Marriage was always marketed as an institution wherein two individuals come together and build a loving relationship with equal standing. However, the reality is a far cry from what we are told. Marriage has become an oppressive institution for women and the relationship the couple shares has an edge of dominance and subservience creating a skewed power dynamic.
Women are often categorised as either a "good wife" or a "bad wife" which makes me question: What is the definition of a good wife? Who is she? What are the parameters to assess if the wife is good or bad?
It does not come as a surprise that a look through the internet will lead to hundreds of sites speaking about being a good wife. But, the patriarchal society has already decided what makes a woman a "good wife". Their definition of being a good wife means a domesticated woman well-versed with household chores, who should be meek and accept whatever little respect she's given but should put her husband and in-laws on a pedestal, is only focused on taking care of the house and is not ambitious, one who knows to make adjustments for the sake of family's happiness and obviously one who doesn't have a life of her own!
The state of affairs is sorry for women who have fallen for the 'good wife' trap and try to fit into the problematic stereotypes. By extension, these women take on the role of token torturers.
Suggested Reading: Are You Good Wife Material?
Who Is A Good Wife
Take Care Of The Household Chores All Day
'It's a woman's duty to perform household chores' is a very common dialogue in Indian society. It just implies that if a wife spends all her day taking care of the house, sweating in the kitchen, feeding the children, and taking care of the elders she's doing her duties right. Apparently, if a woman doesn't know how to cook or clean, she isn't the wife material.

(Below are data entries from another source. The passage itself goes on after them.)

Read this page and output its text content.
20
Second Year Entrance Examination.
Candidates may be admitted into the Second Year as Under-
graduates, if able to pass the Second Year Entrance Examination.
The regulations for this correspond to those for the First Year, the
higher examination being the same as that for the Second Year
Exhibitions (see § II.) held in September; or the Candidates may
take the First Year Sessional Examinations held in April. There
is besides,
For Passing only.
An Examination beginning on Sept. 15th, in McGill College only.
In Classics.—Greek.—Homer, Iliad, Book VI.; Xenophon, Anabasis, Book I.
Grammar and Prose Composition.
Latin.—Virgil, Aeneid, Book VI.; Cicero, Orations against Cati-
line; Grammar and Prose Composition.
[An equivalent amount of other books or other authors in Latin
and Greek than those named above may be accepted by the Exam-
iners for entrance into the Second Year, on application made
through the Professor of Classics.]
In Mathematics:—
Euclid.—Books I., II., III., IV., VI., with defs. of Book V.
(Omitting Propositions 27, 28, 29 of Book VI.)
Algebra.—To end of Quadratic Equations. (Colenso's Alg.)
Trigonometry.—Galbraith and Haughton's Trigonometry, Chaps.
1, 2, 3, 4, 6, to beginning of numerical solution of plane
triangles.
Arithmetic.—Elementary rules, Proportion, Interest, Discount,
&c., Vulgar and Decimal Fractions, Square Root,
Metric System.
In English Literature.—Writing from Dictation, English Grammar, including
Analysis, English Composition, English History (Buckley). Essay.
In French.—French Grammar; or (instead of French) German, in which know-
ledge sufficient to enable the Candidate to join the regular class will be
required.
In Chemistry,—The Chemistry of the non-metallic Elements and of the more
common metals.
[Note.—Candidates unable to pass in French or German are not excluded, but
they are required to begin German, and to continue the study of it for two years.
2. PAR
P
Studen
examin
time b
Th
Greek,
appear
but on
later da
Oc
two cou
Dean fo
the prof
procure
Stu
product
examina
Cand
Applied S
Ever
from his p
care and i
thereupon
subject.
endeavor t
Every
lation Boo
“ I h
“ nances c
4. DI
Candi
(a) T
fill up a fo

The hypocrisy here is that no one uses the same parameter to answer 'Who is a good husband?' If a man doesn't know how to cook, will he be labelled as a bad husband? The answer is clearly known because society is blinded by the self-made stereotypical gender roles.
Not Too Ambitious
'Zyada padhi-likhi ladki Nahi chahiye (The girl should not be highly educated)' is what a lot of people on matrimonials demand. Why? Because a well-read woman would not give in to the patriarchal system easily. Some want a career that disqualifies them from being a "good wife". A career-oriented woman is apparently ‘the bad wife’ as she is too selfish to think of herself.
Any woman thinking of her career and taking steps to move towards a successful one suddenly becomes ‘too ambitious’. But ever heard someone say ‘too ambitious for a man’? He is a bad husband because he is too ambitious? No, because men are supposed to be the providers so being ambitious is a prerequisite. If wanting a career for herself and being financially independent makes a woman a bad wife then it's okay to be a bad wife!

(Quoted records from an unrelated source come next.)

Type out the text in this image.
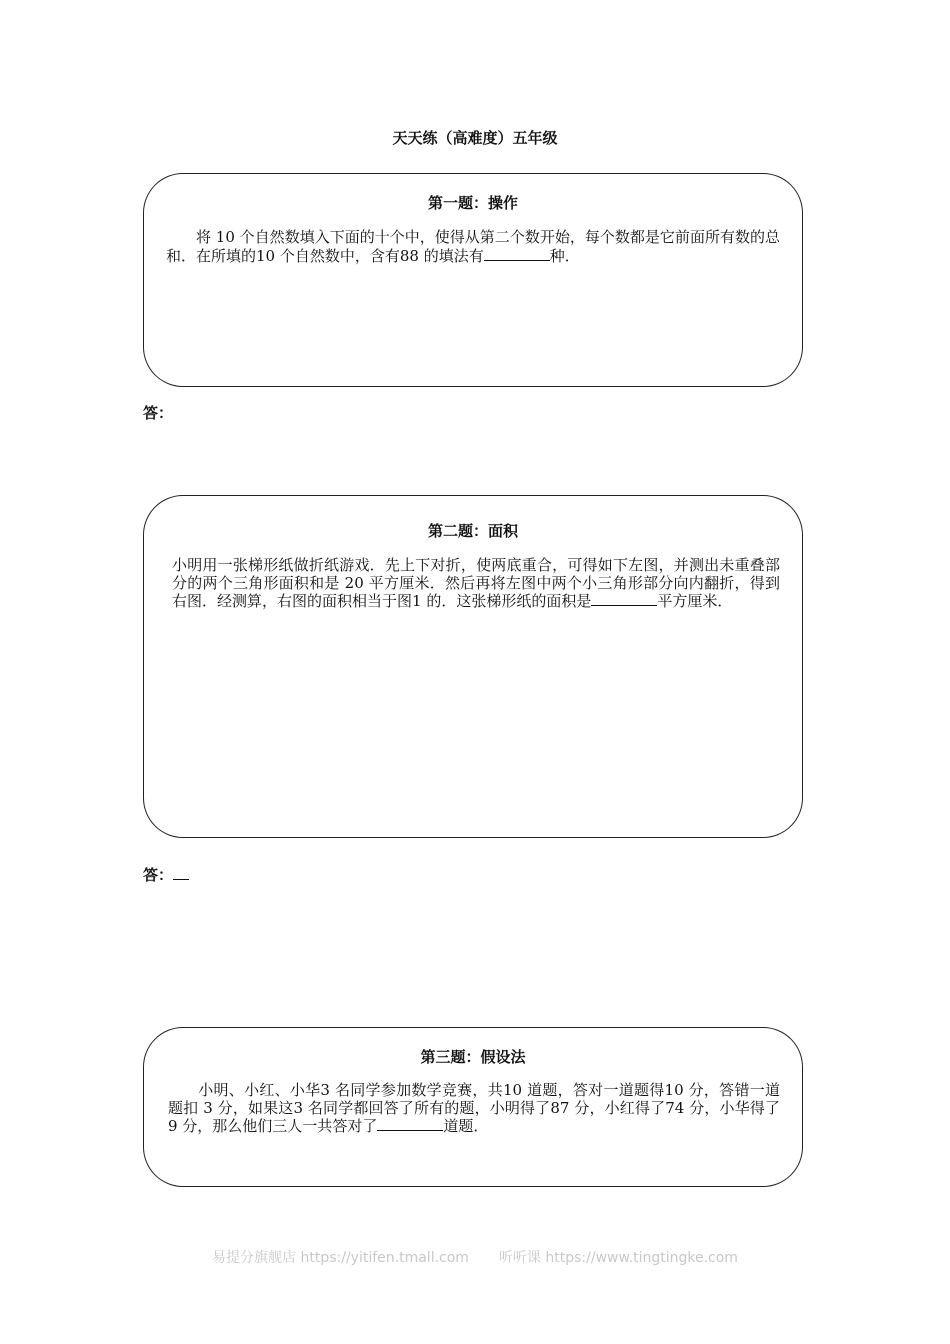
天天练（高难度）五年级
第一题：操作
将 10 个自然数填入下面的十个中，使得从第二个数开始，每个数都是它前面所有数的总和．在所填的10 个自然数中，含有88 的填法有	种．
答：
第二题：面积
小明用一张梯形纸做折纸游戏．先上下对折，使两底重合，可得如下左图，并测出未重叠部分的两个三角形面积和是 20 平方厘米．然后再将左图中两个小三角形部分向内翻折，得到右图．经测算，右图的面积相当于图1 的．这张梯形纸的面积是	平方厘米．
答：
第三题：假设法
小明、小红、小华3 名同学参加数学竞赛，共10 道题，答对一道题得10 分，答错一道题扣 3 分，如果这3 名同学都回答了所有的题，小明得了87 分，小红得了74 分，小华得了 9 分，那么他们三人一共答对了	道题．
易提分旗舰店 https://yitifen.tmall.com 听听课 https://www.tingtingke.com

Respect Your Pati Even If He Doesn't Respect You
Respect is expected out of a wife for her husband as well as her in-laws no matter what the situations or conditions are. She has to place her husband on a pedestal and no matter what he does he has to be respected. Even if he abuses the wife, beats her up, or doesn't respect her, it's necessary for a good wife to take care of him and respect him. Standing up for herself will ultimately make her a bad wife.
Apparently, asking for the same amount of respect you give to others is not what good wives do. Respect is an individual's right and no one deserves to be disrespected. Women who are aware of the fact that they should be respected are the best! Separating from a man who cannot respect you is okay!
Does Not Have A Life Of Her Own
Spending your day holed up in a small kitchen in the heat, and just looking after everyone's needs except yourself is another sign of being a good wife, according to patriarchy. Women having their individual identity besides their marriage, children etc is a strict no.
Does she go to parties? She's a bad wife. Does she have a hobby? She's a bad wife. I've heard even women talking about other women say "how do they even get time to do all this?" Women can have a life of their own. She is not just a wife but also a woman with autonomy!
Women are always held to higher standards as such but it is important to note that these standards are oppressive and are no parameters of judgement. Focusing on being a good wife is not inherently wrong as long as the marriage is in balance. Everyone strives to be a good partner. However, women must understand that they don't have to give up on their individuality to be good wives.